Locked Inside
The numbness came first.
Not cold, but the absence of anything she could feel. It settled over her in a way that should have been suffocating- but it wasn't. She took no breaths, and still she felt no pain. All she could do was look out, *see* everything this ill-formed (perfect) copy of her did.
The horror came upon her slowly. First, when her reindeer came to this *things* call. Growing as it stopped by a shop to buy candies for the children- just as she had planned to do. And then. And then-
It turned her stomach, seeing this thing say the things it needed to to soothe Evith's worries. Make the appologies Matiese would have made.

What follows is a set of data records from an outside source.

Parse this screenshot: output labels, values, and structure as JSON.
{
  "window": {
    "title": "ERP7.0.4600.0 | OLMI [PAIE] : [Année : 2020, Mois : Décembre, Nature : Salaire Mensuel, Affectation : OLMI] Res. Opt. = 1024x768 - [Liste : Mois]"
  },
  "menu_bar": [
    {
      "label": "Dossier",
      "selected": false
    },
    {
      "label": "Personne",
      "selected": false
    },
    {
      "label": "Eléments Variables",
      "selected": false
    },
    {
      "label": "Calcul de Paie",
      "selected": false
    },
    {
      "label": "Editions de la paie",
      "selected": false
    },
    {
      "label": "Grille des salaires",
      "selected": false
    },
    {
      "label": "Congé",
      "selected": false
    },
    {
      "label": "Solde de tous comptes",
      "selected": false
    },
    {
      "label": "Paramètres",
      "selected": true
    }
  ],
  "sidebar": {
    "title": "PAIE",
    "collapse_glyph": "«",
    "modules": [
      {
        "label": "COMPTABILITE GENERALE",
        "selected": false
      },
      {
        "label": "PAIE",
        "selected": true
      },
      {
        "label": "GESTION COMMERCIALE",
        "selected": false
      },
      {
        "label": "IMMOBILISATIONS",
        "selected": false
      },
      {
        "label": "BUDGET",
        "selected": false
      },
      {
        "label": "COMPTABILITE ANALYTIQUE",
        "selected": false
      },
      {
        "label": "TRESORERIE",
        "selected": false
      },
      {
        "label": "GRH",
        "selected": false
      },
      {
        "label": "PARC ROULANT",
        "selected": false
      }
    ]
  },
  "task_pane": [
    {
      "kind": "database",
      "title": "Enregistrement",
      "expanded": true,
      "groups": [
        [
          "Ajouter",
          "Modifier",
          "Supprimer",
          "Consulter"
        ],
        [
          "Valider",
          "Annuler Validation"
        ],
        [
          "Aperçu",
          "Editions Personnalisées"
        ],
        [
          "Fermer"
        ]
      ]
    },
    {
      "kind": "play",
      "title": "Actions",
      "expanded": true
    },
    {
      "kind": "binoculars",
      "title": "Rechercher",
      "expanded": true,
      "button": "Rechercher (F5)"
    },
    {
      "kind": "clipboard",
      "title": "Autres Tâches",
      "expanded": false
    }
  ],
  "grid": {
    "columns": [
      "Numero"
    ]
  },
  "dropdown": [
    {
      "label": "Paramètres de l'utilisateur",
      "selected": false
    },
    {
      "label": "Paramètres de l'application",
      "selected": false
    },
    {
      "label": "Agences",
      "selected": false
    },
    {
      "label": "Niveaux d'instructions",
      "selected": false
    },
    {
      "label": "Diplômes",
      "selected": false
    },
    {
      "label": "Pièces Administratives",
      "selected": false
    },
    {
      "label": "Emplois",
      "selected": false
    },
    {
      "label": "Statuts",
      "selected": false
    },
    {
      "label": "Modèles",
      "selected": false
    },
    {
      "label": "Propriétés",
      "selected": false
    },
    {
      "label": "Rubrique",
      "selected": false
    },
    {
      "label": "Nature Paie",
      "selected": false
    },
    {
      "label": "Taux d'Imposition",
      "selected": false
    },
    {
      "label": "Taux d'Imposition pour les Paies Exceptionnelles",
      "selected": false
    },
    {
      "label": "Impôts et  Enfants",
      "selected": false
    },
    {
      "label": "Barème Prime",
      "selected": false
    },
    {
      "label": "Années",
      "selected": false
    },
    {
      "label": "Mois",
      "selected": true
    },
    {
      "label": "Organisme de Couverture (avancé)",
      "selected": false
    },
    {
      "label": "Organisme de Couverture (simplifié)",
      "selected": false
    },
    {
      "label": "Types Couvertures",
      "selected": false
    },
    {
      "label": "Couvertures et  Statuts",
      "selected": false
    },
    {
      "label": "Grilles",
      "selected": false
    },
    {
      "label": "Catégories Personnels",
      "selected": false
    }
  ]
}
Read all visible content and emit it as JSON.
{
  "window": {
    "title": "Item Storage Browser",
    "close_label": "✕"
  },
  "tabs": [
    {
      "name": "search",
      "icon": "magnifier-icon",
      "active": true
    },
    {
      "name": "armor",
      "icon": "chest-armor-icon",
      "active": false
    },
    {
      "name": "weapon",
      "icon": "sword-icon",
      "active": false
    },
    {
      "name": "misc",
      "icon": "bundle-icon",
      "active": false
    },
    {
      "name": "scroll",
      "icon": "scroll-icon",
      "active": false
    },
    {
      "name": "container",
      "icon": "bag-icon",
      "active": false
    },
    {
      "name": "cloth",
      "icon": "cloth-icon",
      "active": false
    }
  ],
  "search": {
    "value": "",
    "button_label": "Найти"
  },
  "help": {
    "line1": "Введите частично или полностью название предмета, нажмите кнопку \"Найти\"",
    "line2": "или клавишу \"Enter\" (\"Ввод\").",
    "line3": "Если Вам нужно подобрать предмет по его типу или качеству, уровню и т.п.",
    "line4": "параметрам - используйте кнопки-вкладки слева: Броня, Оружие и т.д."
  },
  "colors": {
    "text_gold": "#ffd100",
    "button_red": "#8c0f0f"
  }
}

That was the first time she cried in the gem, almost wishing she needed rest, to sleep away this nightmare, but- no. She couldn't. And... she wouldn't. Consequences weren't always life and death and she would live with this one, as a hatred for the man who did this burned in her soul. She wanted to catalogue each deed this copy made, make him pay for each violation of her life.
In the morning, the copy called the children *hers*, and Matiese's hatred faltered the smallest bit. What would it mean, to go after him, if she led these children down that same path? The thought nagged at her, as the group journeyed to the vault, as her copy gently *mothered* her companions in that way Matiese did- so perfectly and yet- there was the rub. It did so *perfectly*. The thought of what she could do to stop Onyx- a way to kill her if they had no better ideas- and it was *her thought* a plan she could not dent having and yet perhaps she shouldn't have. What did it say about her that the thought was accepted by her companions?
And in the depths of the vault facing that- that thing she could not identify, something far more powerful than she, for a second time. Her copy knew her motivations, knew the words to say even here where Matiese expected the betrayal. When the betrayal didn't come there, amidst the gold, Matiese almost wondered if it would come at all, if perhaps this planned torture would be a lifetime watching this double live her life.
But she was luckier than that- luckier and unluckier all at once, when she saw Manshun, or perhaps a copy of him, waiting, a smiling mask over his face and she knew there was a smile underneath as well. A smirk on his lips as he gave the order and she watched her copy obey, striking at a man she called her friend, a man she trusted with her life. And she could see, just on the edges of her sight, her companions, the doubt and confusion in their eyes. Hessitation.
And she knew there was a chance that hessitation would be enough to spell their deaths.